Okay, in a short time—I don’t know where they went. In a short time they were all gone. All there was was a dilapidated mess out there. I like to tell that story at Eagle Courts. And I ask, “What’s the difference between the pigeons and the rabbits?” Think about it. I wrapped myself in the pronoun “I” when I told you about the pigeons. I did it. I built the coop. I knew about them. I knew everything—I knew every feather in their wing, if one of them was gone. I knew everything about them. I lived, breathed—I kept genealogy on them. I kept everything on them. I knew everything about them. I did it.

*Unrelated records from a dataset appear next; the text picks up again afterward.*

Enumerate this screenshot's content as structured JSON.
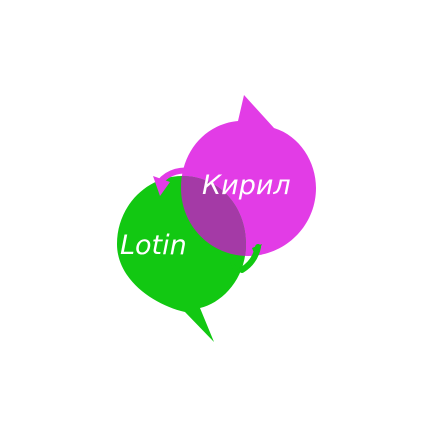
{
  "logo": {
    "cyrillic_label": "Кирил",
    "latin_label": "Lotin",
    "cyrillic_color": "#e23ce6",
    "latin_color": "#12c812",
    "overlap_color": "#a43aa6"
  },
  "icons": {
    "top_arrow": "curved-arrow-left-icon",
    "bottom_arrow": "curved-arrow-left-icon"
  }
}
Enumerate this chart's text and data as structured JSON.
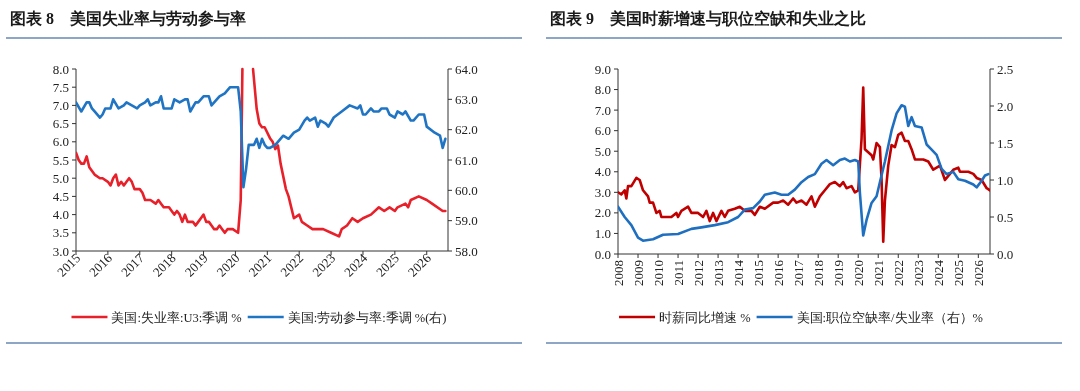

Now, what did I do for the rabbits? Nothing. See the difference? That’s your life, that we’re talking about. That’s this country. You do it. You vote today! You did it. You say, “Well, my little vote doesn’t mean anything.” You don’t understand how this system works. If everybody did that, no one would get elected. I can tell you—I can count ten times where it came down to three votes, in big elections.
Anyway, that’s the difference. You do it. I’m counting on you. What was it that Winston Churchill said the last time he spoke to Parliament? He walked in, with a cane, and in his British accent he just said these words. You’ve heard them many times. “Never give up. Never, never give up.”
Thank you for allowing me to be with you. I say this in Jesus’ name, amen.